With that change, it gradually became more difficult to attract young persons. Degelau thinks another reason for the decline was that younger persons were more affluent than their postwar predecessors and less inclined to pitch in and create activities for big groups.

In every season

Whatever the reason, an upward swing in the age of members has taken place very slowly over the years, and today TCSLA has 68 persons on its rolls and bills itself as an organization for single adults ages 40-70, some of whom are retired and some still working.

In the early years of TCSLA, theatrical presentations were common.
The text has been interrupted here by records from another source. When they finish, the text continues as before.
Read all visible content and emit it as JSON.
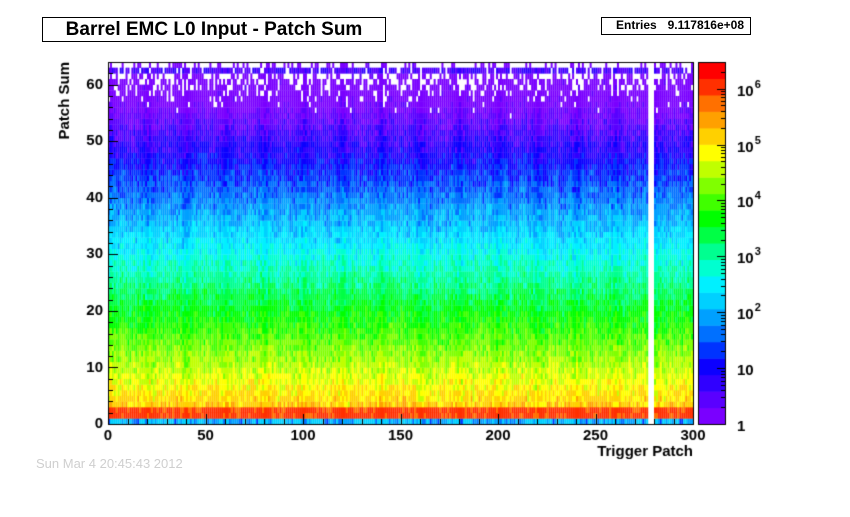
{
  "title": "Barrel EMC L0 Input - Patch Sum",
  "stats": {
    "entries_label": "Entries",
    "entries_value": "9.117816e+08"
  },
  "footer_text": "Sun Mar  4 20:45:43 2012",
  "chart_data": {
    "type": "heatmap",
    "title": "Barrel EMC L0 Input - Patch Sum",
    "xlabel": "Trigger Patch",
    "ylabel": "Patch Sum",
    "xlim": [
      0,
      300
    ],
    "ylim": [
      0,
      64
    ],
    "x_ticks": [
      0,
      50,
      100,
      150,
      200,
      250,
      300
    ],
    "y_ticks": [
      0,
      10,
      20,
      30,
      40,
      50,
      60
    ],
    "z_scale": "log",
    "z_range": [
      1,
      3000000
    ],
    "z_tick_labels": [
      {
        "value": 1,
        "base": "1",
        "exp": ""
      },
      {
        "value": 10,
        "base": "10",
        "exp": ""
      },
      {
        "value": 100,
        "base": "10",
        "exp": "2"
      },
      {
        "value": 1000,
        "base": "10",
        "exp": "3"
      },
      {
        "value": 10000,
        "base": "10",
        "exp": "4"
      },
      {
        "value": 100000,
        "base": "10",
        "exp": "5"
      },
      {
        "value": 1000000,
        "base": "10",
        "exp": "6"
      }
    ],
    "palette": [
      "#7a00ff",
      "#5a00ff",
      "#3000ff",
      "#0c00ff",
      "#0033ff",
      "#0070ff",
      "#00a0ff",
      "#00d0ff",
      "#00f0ff",
      "#00ffd0",
      "#00ff90",
      "#00ff45",
      "#00ff00",
      "#40ff00",
      "#80ff00",
      "#c0ff00",
      "#ffff00",
      "#ffd000",
      "#ffa000",
      "#ff7000",
      "#ff3000",
      "#ff0000"
    ],
    "dead_patches": [
      277,
      278,
      279
    ],
    "overflow_bin": 62,
    "description_of_distribution": {
      "peak_bins": [
        1,
        2
      ],
      "peak_count": 1000000,
      "falloff_scale_per_bin": 0.22
    }
  }
}
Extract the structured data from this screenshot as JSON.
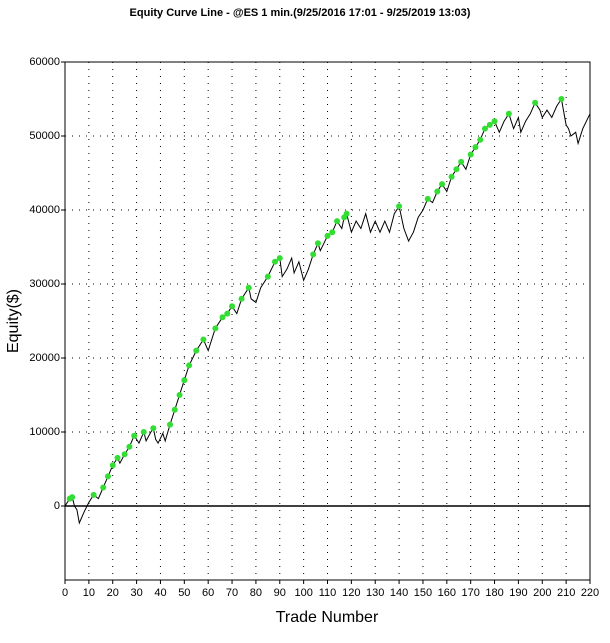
{
  "chart_data": {
    "type": "line",
    "title": "Equity Curve Line - @ES 1 min.(9/25/2016 17:01 - 9/25/2019 13:03)",
    "xlabel": "Trade Number",
    "ylabel": "Equity($)",
    "xlim": [
      0,
      220
    ],
    "xticks": [
      0,
      10,
      20,
      30,
      40,
      50,
      60,
      70,
      80,
      90,
      100,
      110,
      120,
      130,
      140,
      150,
      160,
      170,
      180,
      190,
      200,
      210,
      220
    ],
    "ylim": [
      -10000,
      60000
    ],
    "yticks": [
      0,
      10000,
      20000,
      30000,
      40000,
      50000,
      60000
    ],
    "grid": true,
    "line": {
      "color": "#000000",
      "x": [
        0,
        2,
        3,
        4,
        5,
        6,
        8,
        10,
        12,
        14,
        16,
        18,
        20,
        22,
        23,
        25,
        27,
        29,
        31,
        33,
        34,
        36,
        37,
        38,
        39,
        41,
        42,
        44,
        46,
        48,
        50,
        52,
        55,
        58,
        60,
        63,
        66,
        68,
        70,
        72,
        74,
        77,
        78,
        80,
        82,
        85,
        88,
        90,
        91,
        93,
        95,
        96,
        98,
        100,
        102,
        104,
        106,
        107,
        110,
        112,
        114,
        116,
        117,
        118,
        120,
        122,
        124,
        126,
        128,
        130,
        132,
        134,
        136,
        138,
        140,
        142,
        144,
        146,
        148,
        150,
        152,
        154,
        156,
        158,
        160,
        162,
        164,
        166,
        168,
        170,
        172,
        174,
        176,
        178,
        180,
        182,
        184,
        186,
        188,
        190,
        191,
        193,
        195,
        197,
        199,
        200,
        202,
        204,
        206,
        208,
        210,
        211,
        212,
        214,
        215,
        217,
        220
      ],
      "y": [
        0,
        1000,
        1200,
        0,
        -500,
        -2300,
        -800,
        500,
        1500,
        1000,
        2500,
        4000,
        5500,
        6500,
        5800,
        7000,
        8000,
        9500,
        8500,
        10000,
        8800,
        10000,
        10500,
        9000,
        8500,
        9800,
        8800,
        11000,
        13000,
        15000,
        17000,
        19000,
        21000,
        22500,
        21000,
        24000,
        25500,
        26000,
        27000,
        26000,
        28000,
        29500,
        28000,
        27500,
        29500,
        31000,
        33000,
        33500,
        31000,
        32000,
        33500,
        31500,
        33000,
        30500,
        32000,
        34000,
        35500,
        34500,
        36500,
        37000,
        38500,
        37500,
        39000,
        39500,
        37000,
        38500,
        37500,
        39500,
        37000,
        38500,
        37000,
        38500,
        37000,
        39500,
        40500,
        37500,
        35800,
        37000,
        39000,
        40000,
        41500,
        41000,
        42500,
        43500,
        42500,
        44500,
        45500,
        46500,
        45500,
        47500,
        48500,
        49500,
        51000,
        51500,
        52000,
        50500,
        52000,
        53000,
        51000,
        52500,
        50500,
        52000,
        53000,
        54500,
        53500,
        52500,
        53500,
        52500,
        54000,
        55000,
        51500,
        51000,
        50000,
        50500,
        49000,
        51000,
        53000
      ]
    },
    "markers": {
      "color": "#33dd33",
      "x": [
        2,
        3,
        12,
        16,
        18,
        20,
        22,
        25,
        27,
        29,
        33,
        37,
        44,
        46,
        48,
        50,
        52,
        55,
        58,
        63,
        66,
        68,
        70,
        74,
        77,
        85,
        88,
        90,
        104,
        106,
        110,
        112,
        114,
        117,
        118,
        140,
        152,
        156,
        158,
        162,
        164,
        166,
        170,
        172,
        174,
        176,
        178,
        180,
        186,
        197,
        208
      ],
      "y": [
        1000,
        1200,
        1500,
        2500,
        4000,
        5500,
        6500,
        7000,
        8000,
        9500,
        10000,
        10500,
        11000,
        13000,
        15000,
        17000,
        19000,
        21000,
        22500,
        24000,
        25500,
        26000,
        27000,
        28000,
        29500,
        31000,
        33000,
        33500,
        34000,
        35500,
        36500,
        37000,
        38500,
        39000,
        39500,
        40500,
        41500,
        42500,
        43500,
        44500,
        45500,
        46500,
        47500,
        48500,
        49500,
        51000,
        51500,
        52000,
        53000,
        54500,
        55000
      ]
    }
  }
}
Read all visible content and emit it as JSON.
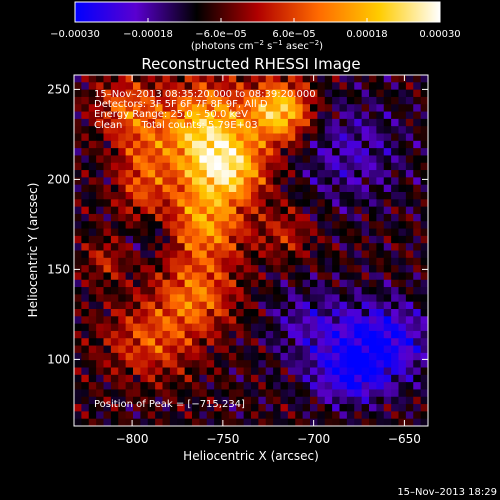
{
  "chart_data": {
    "type": "heatmap",
    "title": "Reconstructed RHESSI Image",
    "xlabel": "Heliocentric X (arcsec)",
    "ylabel": "Heliocentric Y (arcsec)",
    "xlim": [
      -832,
      -637
    ],
    "ylim": [
      63,
      258
    ],
    "x_ticks": [
      -800,
      -750,
      -700,
      -650
    ],
    "x_tick_labels": [
      "−800",
      "−750",
      "−700",
      "−650"
    ],
    "y_ticks": [
      100,
      150,
      200,
      250
    ],
    "y_tick_labels": [
      "100",
      "150",
      "200",
      "250"
    ],
    "colorbar": {
      "range": [
        -0.0003,
        0.0003
      ],
      "tick_values": [
        -0.0003,
        -0.00018,
        -6e-05,
        6e-05,
        0.00018,
        0.0003
      ],
      "tick_labels": [
        "−0.00030",
        "−0.00018",
        "−6.0e−05",
        "6.0e−05",
        "0.00018",
        "0.00030"
      ],
      "unit_text": "(photons cm",
      "unit_sup1": "−2",
      "unit_mid": " s",
      "unit_sup2": "−1",
      "unit_end": " asec",
      "unit_sup3": "−2",
      "unit_close": ")",
      "stops": [
        "#0000ff",
        "#5a00d0",
        "#000000",
        "#b00000",
        "#ff6a00",
        "#ffcc00",
        "#ffffff"
      ]
    },
    "annotations": [
      "15–Nov–2013 08:35:20.000 to 08:39:20.000",
      "Detectors: 3F 5F 6F 7F 8F 9F, All D",
      "Energy Range: 25.0 – 50.0 keV",
      "Clean      Total counts: 5.79E+03"
    ],
    "peak_label": "Position of Peak = [−715,234]",
    "peak": [
      -715,
      234
    ],
    "sources": [
      {
        "x": -760,
        "y": 225,
        "amp": 0.0003,
        "sx": 18,
        "sy": 20
      },
      {
        "x": -718,
        "y": 238,
        "amp": 0.0003,
        "sx": 12,
        "sy": 12
      },
      {
        "x": -745,
        "y": 205,
        "amp": 0.0002,
        "sx": 14,
        "sy": 12
      },
      {
        "x": -760,
        "y": 175,
        "amp": 0.00022,
        "sx": 16,
        "sy": 16
      },
      {
        "x": -795,
        "y": 200,
        "amp": 0.00014,
        "sx": 10,
        "sy": 25
      },
      {
        "x": -765,
        "y": 135,
        "amp": 0.00018,
        "sx": 15,
        "sy": 14
      },
      {
        "x": -790,
        "y": 110,
        "amp": 0.00015,
        "sx": 18,
        "sy": 15
      },
      {
        "x": -805,
        "y": 240,
        "amp": 0.00014,
        "sx": 12,
        "sy": 12
      },
      {
        "x": -715,
        "y": 170,
        "amp": 0.0001,
        "sx": 10,
        "sy": 10
      },
      {
        "x": -815,
        "y": 155,
        "amp": 0.0001,
        "sx": 8,
        "sy": 8
      },
      {
        "x": -665,
        "y": 110,
        "amp": -0.0002,
        "sx": 20,
        "sy": 15
      },
      {
        "x": -680,
        "y": 90,
        "amp": -0.00015,
        "sx": 15,
        "sy": 10
      },
      {
        "x": -790,
        "y": 170,
        "amp": -0.00012,
        "sx": 10,
        "sy": 10
      },
      {
        "x": -680,
        "y": 215,
        "amp": -0.0001,
        "sx": 20,
        "sy": 20
      },
      {
        "x": -705,
        "y": 120,
        "amp": -8e-05,
        "sx": 15,
        "sy": 15
      }
    ]
  },
  "footer": {
    "timestamp": "15–Nov–2013 18:29"
  }
}
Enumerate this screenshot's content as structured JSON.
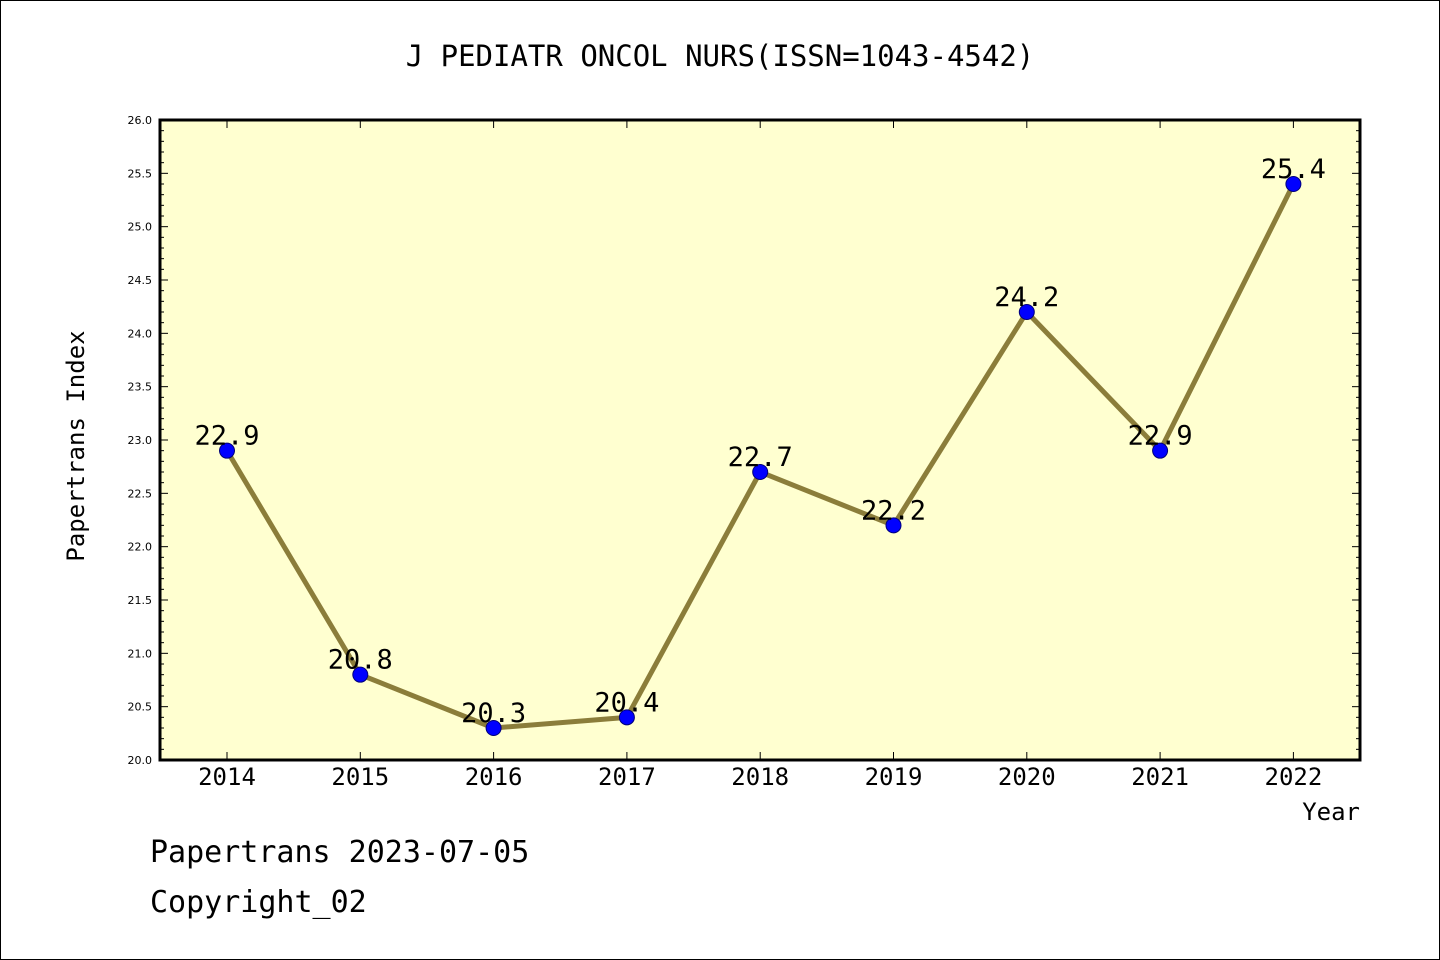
{
  "chart_data": {
    "type": "line",
    "title": "J PEDIATR ONCOL NURS(ISSN=1043-4542)",
    "xlabel": "Year",
    "ylabel": "Papertrans Index",
    "categories": [
      "2014",
      "2015",
      "2016",
      "2017",
      "2018",
      "2019",
      "2020",
      "2021",
      "2022"
    ],
    "series": [
      {
        "values": [
          22.9,
          20.8,
          20.3,
          20.4,
          22.7,
          22.2,
          24.2,
          22.9,
          25.4
        ],
        "labels": [
          "22.9",
          "20.8",
          "20.3",
          "20.4",
          "22.7",
          "22.2",
          "24.2",
          "22.9",
          "25.4"
        ]
      }
    ],
    "ylim": [
      20.0,
      26.0
    ],
    "yticks": [
      "20.0",
      "20.5",
      "21.0",
      "21.5",
      "22.0",
      "22.5",
      "23.0",
      "23.5",
      "24.0",
      "24.5",
      "25.0",
      "25.5",
      "26.0"
    ],
    "grid": false,
    "colors": {
      "plot_background": "#ffffd0",
      "line": "#8b7d3a",
      "marker": "#0000ff"
    }
  },
  "footer": {
    "line1": "Papertrans 2023-07-05",
    "line2": "Copyright_02"
  }
}
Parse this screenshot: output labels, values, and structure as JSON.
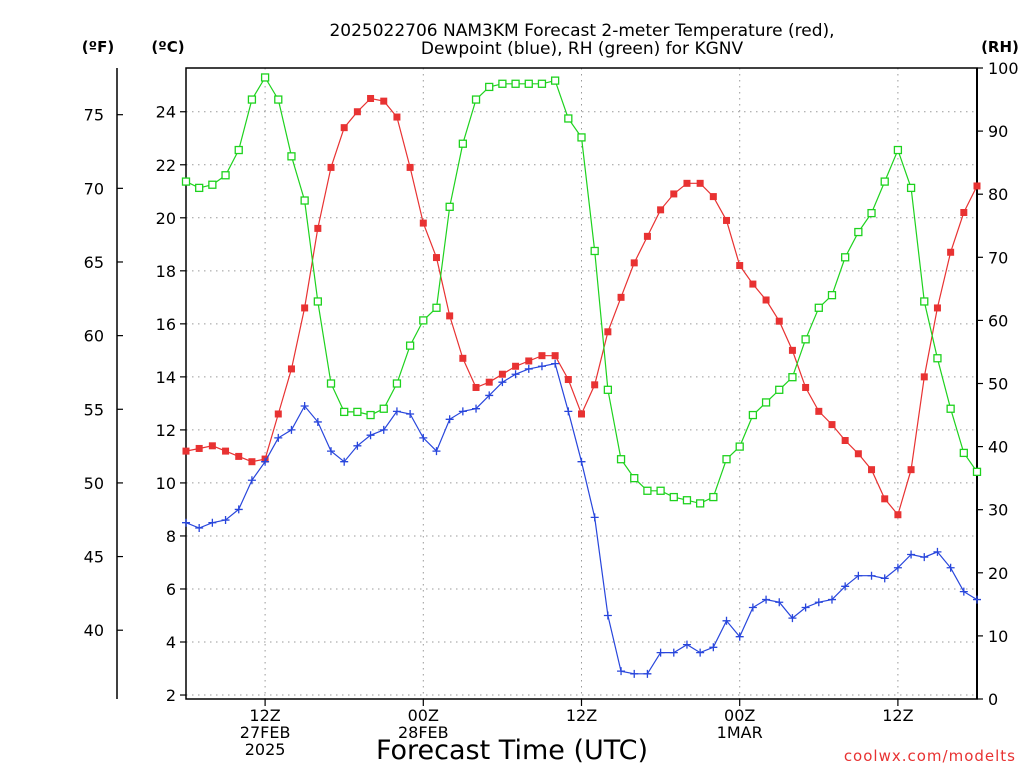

But the number of persons attending one of TCSLA’s premier annual events, the fall banquet, is expected to be anything but small this year. That’s because former members are always invited along with current ones, and, since many of these “alumni” met their spouses in TCSLA, they turn out in substantial numbers. Alumni couples often double the number of current members at the banquets, and they will have extra incentive to attend the organization’s final year. The banquet will be at 1 p.m. on November 13 at House of Prayer Lutheran Church (ELCA) in Richfield, Minnesota.
Much of the conversation at the banquet will probably turn to memories of TCSLA’s boom years in past decades. The group put heavy emphasis on outdoor recreation year-round, and Degelau and others recall the somewhat wild water-ski shows the group once put on, as well as canoe trips and winter skiing jaunts. And then there were the summer trips to other parts of the Midwest.
But Degelau stresses that the aim of the organization was always to provide Christian fellowship, not just socializing.

A change after 55 years

Clarice Johnson, a TCSLA  member since 1955, recalls the insights members got from the professors and pastors who spoke at TCSLA retreats and monthly programs. She was introduced to the German theologian Dietrich Bonhoeffer by the speaker at the first TCSLA retreat. Norma Arneson, a key founder of the organization, recalls contacting philosophers and theologians like Paul Holmer and Jaroslav Pelikan as speakers for TCSLA programs.

Elaine Degelau, president, and Clarice Johnson, a member for 55 years, discuss plans for the final banquet of TCSLA on November 13. Metro Lutheran photo: Robert Ylvisaker

Whatever the reason, an upward swing in the age of members has taken place very slowly over the years.

The singles organization decided early in its existence that it needed to have a service project, and for more than 40 years it has awarded a scholarship annually to a student from the Twin Cities metro area attending a Lutheran college or university. Matthew Behmer, a junior at Bethany Lutheran College in Mankato, Minnesota, received the final TCSLA scholarship in 2010.
The idea for a Lutheran singles organization began percolating in lunchroom conversations among a half-dozen women employees of the old Evangelical Lutheran Church in downtown Minneapolis in the early 1950s. Most of them had come from smaller communities to work in the Twin Cities, joined Our Saviour’s Lutheran Church in Minneapolis, but found themselves getting too old for the church’s Senior Luther League, which had an upper age limit of 25.
They decided to reach out across synod lines, formed a steering committee and contacted congregations and pastors throughout the metro area. They finally set the first meeting at the University YMCA in November 1955 with the Rev. Merton Strommen, a youth leader in the old Lutheran Free Church, as speaker. A regular schedule of activities was launched early in 1956.
Because many lifelong friendships were formed in TCSLA, Degelau is confident that members will find informal ways to gather in the years ahead. “We look forward to continuing our friendships even after the group no longer exists,” she said.